The report (available at www.sec.gov), which the groups released at the Summit in late September, notes areas of concern that firms are addressing such as meeting regulatory obligations when assessing appropriate investments for investors at different life stages, marketing retirement products to investors who are at or near retirement, as well as recognizing signs of diminished capacity or financial abuse. The groups also note in the report that they define “senior investor” as someone who is retired or is near retirement, not by a specific age. The report also highlights the fact that not all firms are alike, so one practice may make sense for one firm, but not another.
When it comes to restructuring their supervisory and compliance procedures, some firms are designating employees within the firm–from compliance, legal or management–to focus on senior-related issues. Firms are also reviewing the adequacy of their policies and procedures as it relates to life-stage issues–which refer to the key milestones in investors’ lives. Daniel Sibears, executive VP of member regulation programs at FINRA, whpoke on a panel during the Summit, said one area not mentioned in the report is that firms are providing training for staff that allows them to come up to speed on areas where regulators are focusing their efforts. For instance, he said, FINRA is now studying unauthorized switching in variable annuities.

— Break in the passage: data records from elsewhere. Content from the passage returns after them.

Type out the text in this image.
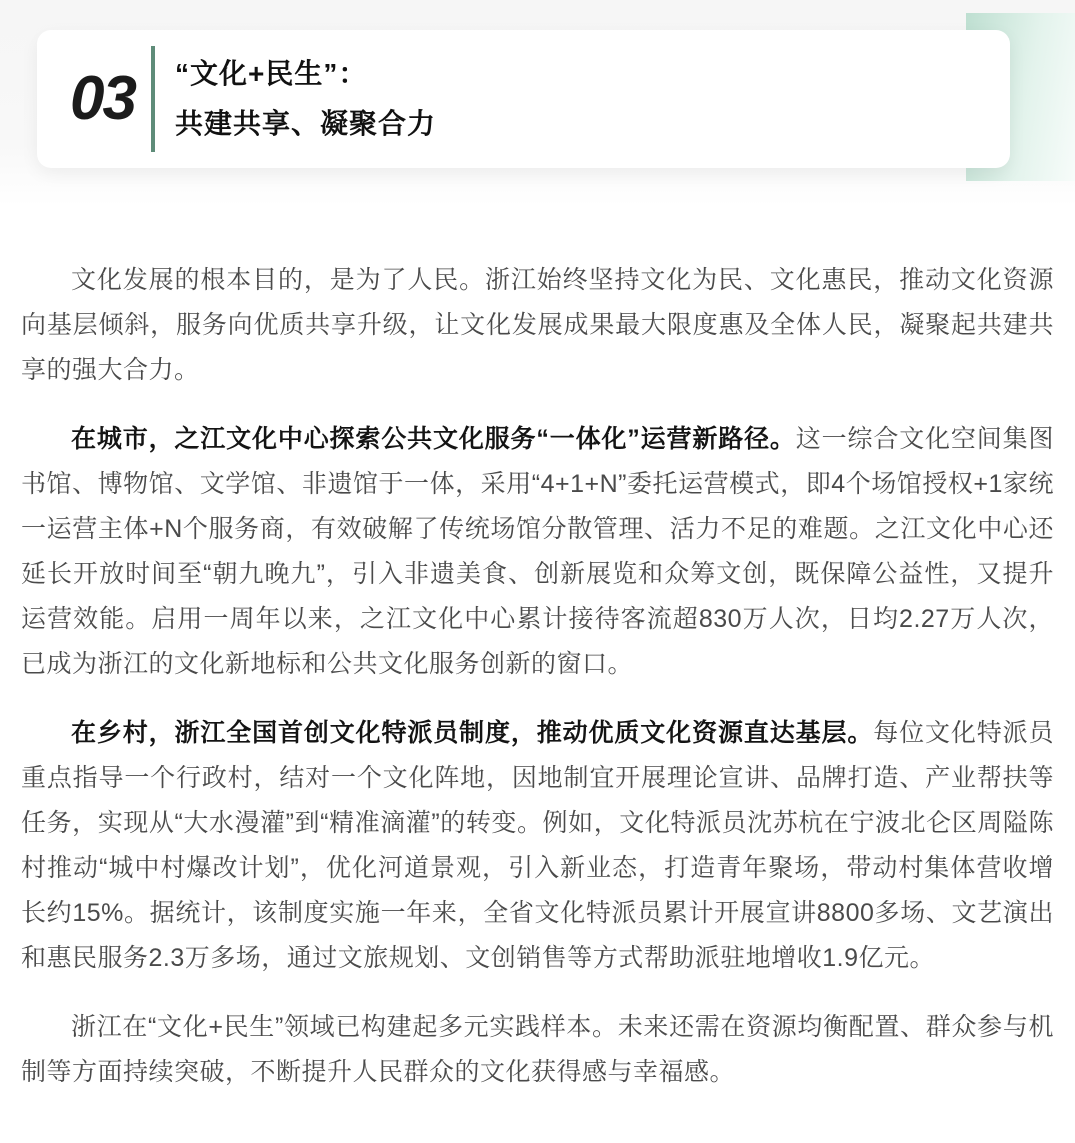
03	“文化+民生”：
共建共享、凝聚合力

文化发展的根本目的，是为了人民。浙江始终坚持文化为民、文化惠民，推动文化资源向基层倾斜，服务向优质共享升级，让文化发展成果最大限度惠及全体人民，凝聚起共建共享的强大合力。

在城市，之江文化中心探索公共文化服务“一体化”运营新路径。这一综合文化空间集图书馆、博物馆、文学馆、非遗馆于一体，采用“4+1+N”委托运营模式，即4个场馆授权+1家统一运营主体+N个服务商，有效破解了传统场馆分散管理、活力不足的难题。之江文化中心还延长开放时间至“朝九晚九”，引入非遗美食、创新展览和众筹文创，既保障公益性，又提升运营效能。启用一周年以来，之江文化中心累计接待客流超830万人次，日均2.27万人次，已成为浙江的文化新地标和公共文化服务创新的窗口。

在乡村，浙江全国首创文化特派员制度，推动优质文化资源直达基层。每位文化特派员重点指导一个行政村，结对一个文化阵地，因地制宜开展理论宣讲、品牌打造、产业帮扶等任务，实现从“大水漫灌”到“精准滴灌”的转变。例如，文化特派员沈苏杭在宁波北仑区周隘陈村推动“城中村爆改计划”，优化河道景观，引入新业态，打造青年聚场，带动村集体营收增长约15%。据统计，该制度实施一年来，全省文化特派员累计开展宣讲8800多场、文艺演出和惠民服务2.3万多场，通过文旅规划、文创销售等方式帮助派驻地增收1.9亿元。

浙江在“文化+民生”领域已构建起多元实践样本。未来还需在资源均衡配置、群众参与机制等方面持续突破，不断提升人民群众的文化获得感与幸福感。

Joe Borg, a NASAA director and director of the Alabama Securities Commission, who sat on the panel with Sibears, said firms are also “improving their communication with seniors.” This is vital, added David Tittsworth, executive director of the Investment Adviser Association, another panel member, because “if you get the communication right with the client, things fall into place; if not, things break down.” Firms are encouraging seniors to keep an emergency contact on file with their advisor, like a trusted family member, and are also talking up the benefits–and pitfalls–of having a power of attorney.